Nazizm nedir? Özellikleri nelerdir?

Nazizm

Tam adı Nasyonal Sosyalizmdir. ‘’Etnik milliyetçilik ile sosyalizmi birleştiren, ırkçı, anti-kapitalist, anti-semitik ve anti-Marksist bir ideolojidir.’’ 1898 yılında Fransız teorisyen Maurice Barres tarafından ortaya atılan bir doktrin olsa da gelişimini Hitler döneminde Almanya’da yaşadı. Rusya’nın Marksist sosyalizmine karşı ortaya atıldı. ‘Liberal zehir’ olarak görülen Marksizm ile değil, nasyonal bir sosyalizm ile kolektif bir milliyetçilik sağlanabileceği teorisiyle yaygınlık kazandı. Ancak Almanya’da 30 Ocak 1933’te iktidara gelen Nasyonal Sosyalist Alman İşçi Partisi’nin Adolf Hitler önderliğinde 12 yıllık bir iktidar kurulmasıyla değişiklik ve yenilikler kazandırıldı.

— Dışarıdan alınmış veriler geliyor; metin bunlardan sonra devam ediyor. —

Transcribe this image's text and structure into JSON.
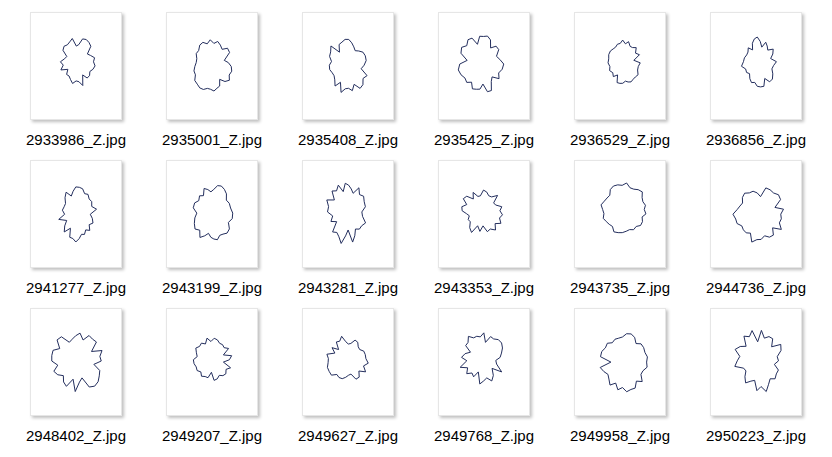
{
  "window": {
    "view": "Large icons"
  },
  "files": [
    {
      "name": "2933986_Z.jpg"
    },
    {
      "name": "2935001_Z.jpg"
    },
    {
      "name": "2935408_Z.jpg"
    },
    {
      "name": "2935425_Z.jpg"
    },
    {
      "name": "2936529_Z.jpg"
    },
    {
      "name": "2936856_Z.jpg"
    },
    {
      "name": "2941277_Z.jpg"
    },
    {
      "name": "2943199_Z.jpg"
    },
    {
      "name": "2943281_Z.jpg"
    },
    {
      "name": "2943353_Z.jpg"
    },
    {
      "name": "2943735_Z.jpg"
    },
    {
      "name": "2944736_Z.jpg"
    },
    {
      "name": "2948402_Z.jpg"
    },
    {
      "name": "2949207_Z.jpg"
    },
    {
      "name": "2949627_Z.jpg"
    },
    {
      "name": "2949768_Z.jpg"
    },
    {
      "name": "2949958_Z.jpg"
    },
    {
      "name": "2950223_Z.jpg"
    }
  ]
}
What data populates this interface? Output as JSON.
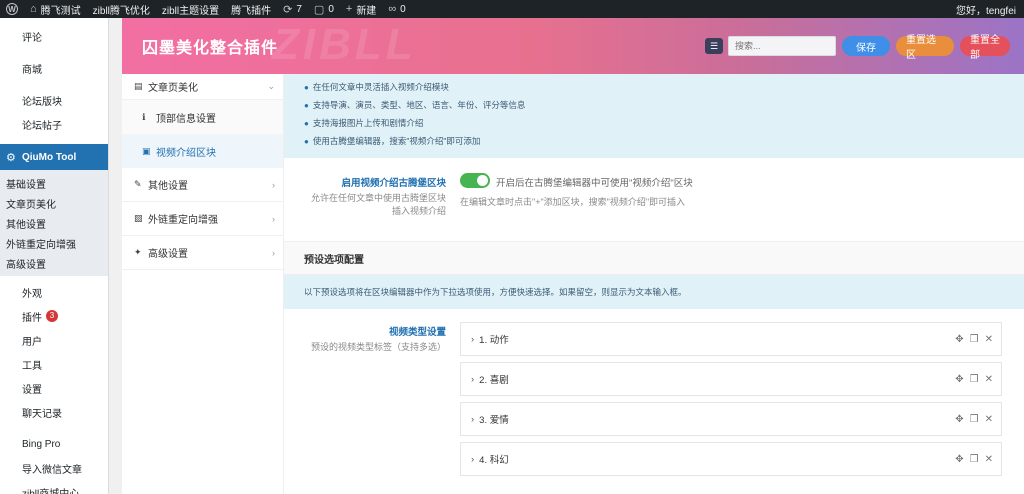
{
  "adminbar": {
    "site": "腾飞测试",
    "items": [
      "zibll腾飞优化",
      "zibll主题设置",
      "腾飞插件"
    ],
    "updates": "7",
    "comments": "0",
    "new": "新建",
    "links": "0",
    "greeting": "您好，tengfei"
  },
  "menu": {
    "top": [
      "评论",
      "商城",
      "论坛版块",
      "论坛帖子"
    ],
    "current": "QiuMo Tool",
    "sub": [
      "基础设置",
      "文章页美化",
      "其他设置",
      "外链重定向增强",
      "高级设置"
    ],
    "bottom": [
      {
        "label": "外观"
      },
      {
        "label": "插件",
        "badge": "3"
      },
      {
        "label": "用户"
      },
      {
        "label": "工具"
      },
      {
        "label": "设置"
      },
      {
        "label": "聊天记录"
      },
      {
        "label": "Bing Pro"
      },
      {
        "label": "导入微信文章"
      },
      {
        "label": "zibll商城中心"
      }
    ]
  },
  "header": {
    "title": "囚墨美化整合插件",
    "watermark": "ZIBLL",
    "search_placeholder": "搜索...",
    "save": "保存",
    "reset_section": "重置选区",
    "reset_all": "重置全部"
  },
  "tabs": {
    "article": "文章页美化",
    "top_info": "顶部信息设置",
    "video_block": "视频介绍区块",
    "other": "其他设置",
    "redirect": "外链重定向增强",
    "advanced": "高级设置"
  },
  "notice": [
    "在任何文章中灵活插入视频介绍模块",
    "支持导演、演员、类型、地区、语言、年份、评分等信息",
    "支持海报图片上传和剧情介绍",
    "使用古腾堡编辑器，搜索\"视频介绍\"即可添加"
  ],
  "enable_field": {
    "title": "启用视频介绍古腾堡区块",
    "desc": "允许在任何文章中使用古腾堡区块插入视频介绍",
    "toggle_text": "开启后在古腾堡编辑器中可使用\"视频介绍\"区块",
    "hint": "在编辑文章时点击\"+\"添加区块，搜索\"视频介绍\"即可插入"
  },
  "preset": {
    "section_title": "预设选项配置",
    "info": "以下预设选项将在区块编辑器中作为下拉选项使用，方便快速选择。如果留空，则显示为文本输入框。",
    "field_title": "视频类型设置",
    "field_desc": "预设的视频类型标签（支持多选）",
    "items": [
      "1. 动作",
      "2. 喜剧",
      "3. 爱情",
      "4. 科幻"
    ]
  }
}
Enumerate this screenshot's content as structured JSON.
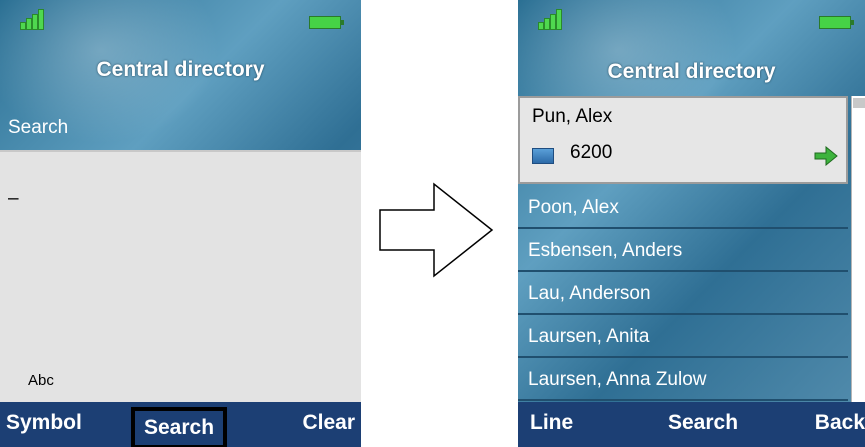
{
  "left": {
    "title": "Central directory",
    "field_label": "Search",
    "input_value": "–",
    "input_mode": "Abc",
    "softkeys": {
      "left": "Symbol",
      "center": "Search",
      "right": "Clear"
    }
  },
  "right": {
    "title": "Central directory",
    "selected": {
      "name": "Pun, Alex",
      "extension": "6200"
    },
    "contacts": [
      "Poon, Alex",
      "Esbensen, Anders",
      "Lau, Anderson",
      "Laursen, Anita",
      "Laursen, Anna Zulow"
    ],
    "softkeys": {
      "left": "Line",
      "center": "Search",
      "right": "Back"
    }
  },
  "icons": {
    "signal": "signal-strength-icon",
    "battery": "battery-icon",
    "phone": "desk-phone-icon",
    "call": "green-arrow-icon",
    "transition": "transition-arrow-icon"
  }
}
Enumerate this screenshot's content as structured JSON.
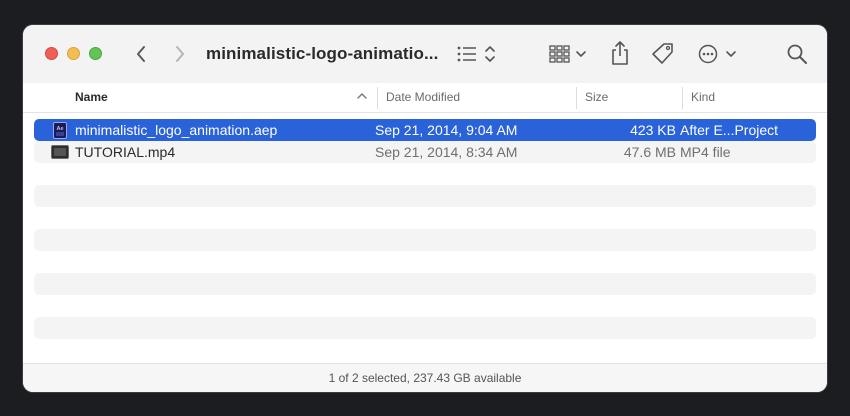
{
  "window": {
    "title": "minimalistic-logo-animatio...",
    "status_text": "1 of 2 selected, 237.43 GB available"
  },
  "toolbar": {
    "back_icon": "chevron-left-icon",
    "forward_icon": "chevron-right-icon",
    "list_view_icon": "list-view-icon",
    "grid_view_icon": "grid-view-icon",
    "share_icon": "share-icon",
    "tag_icon": "tag-icon",
    "more_icon": "ellipsis-circle-icon",
    "search_icon": "search-icon"
  },
  "columns": {
    "name": "Name",
    "date_modified": "Date Modified",
    "size": "Size",
    "kind": "Kind",
    "sort_indicator": "^"
  },
  "files": [
    {
      "name": "minimalistic_logo_animation.aep",
      "date_modified": "Sep 21, 2014, 9:04 AM",
      "size": "423 KB",
      "kind": "After E...Project",
      "icon": "after-effects-file-icon",
      "selected": true
    },
    {
      "name": "TUTORIAL.mp4",
      "date_modified": "Sep 21, 2014, 8:34 AM",
      "size": "47.6 MB",
      "kind": "MP4 file",
      "icon": "video-file-icon",
      "selected": false
    }
  ],
  "colors": {
    "selection": "#2a62d9",
    "close": "#ee5f57",
    "minimize": "#f4bd4f",
    "zoom": "#61c454"
  }
}
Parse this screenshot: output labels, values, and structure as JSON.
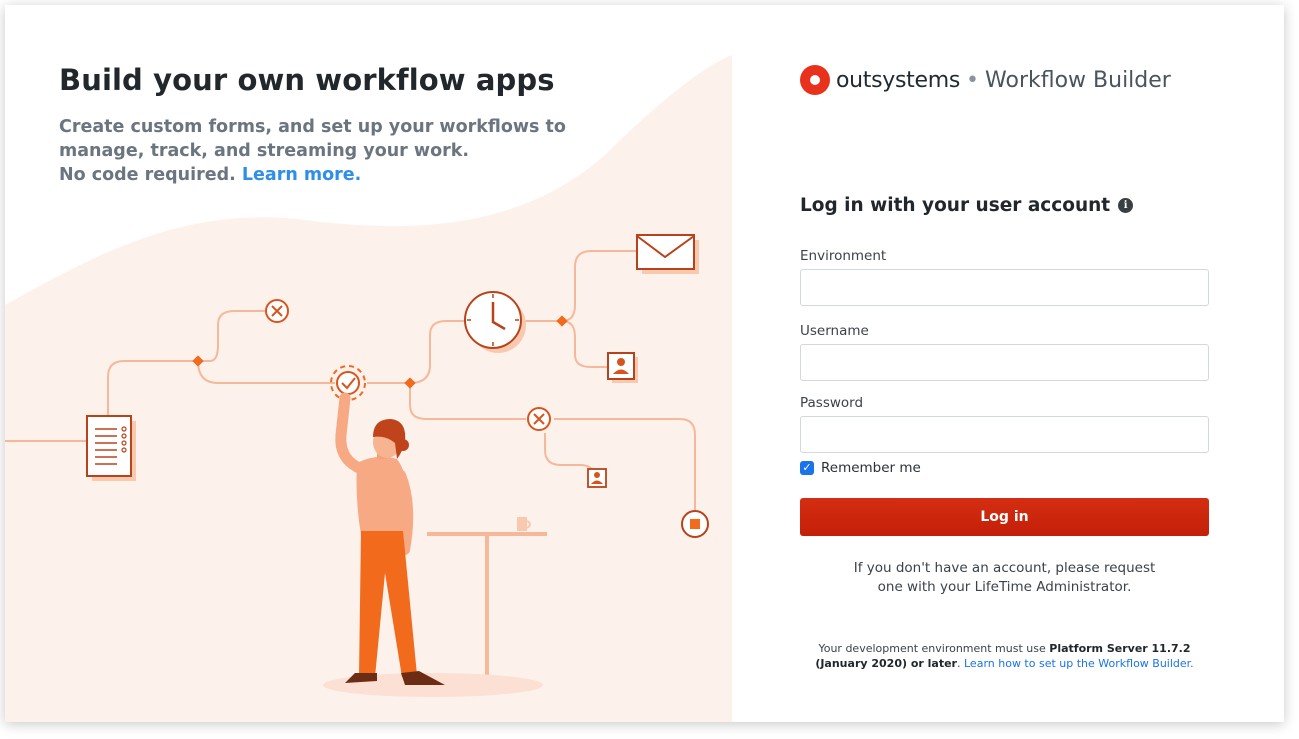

Barres tarafından ortaya atılan bu ideoloji, Hitler tarafından kabul gördü ve bunu partinin henüz ilk toplantılarından itibaren sürekli gündeme getirip parti üyelerine empoze etmeye çalıştı. Özellikle Nazizm’in ideolojisindeki bir doktrin, ilerleyen yıllarda yaşanacak olan II. Dünya Savaşı’nda Yahudilere karşı oluşturulan cephenin ve yaptırımların ana kaynağı olacaktır. Nasyonal sosyalizm, Marksist sosyalizm gibi işçilerin kendi uluslarındaki işverenlere karşı mücadele etmesini savunmaz. Bunun yerine işçiler, yabancı işverenler ve Yahudi sermayesine karşı mücadele etmeliydi.

Nazizm’in ortaya çıkışı tek bir ideolojiye bağlı değildir. İtalya’da Benito Mussolini önderliğinde kurulan Faşizm’den etkilendiği kadar Marksizm’den de bir o kadar etkilendi. Fakat hiçbirini olduğu gibi kabul etmedi ve nihayetinde başlı başına bir ideoloji haline geldi.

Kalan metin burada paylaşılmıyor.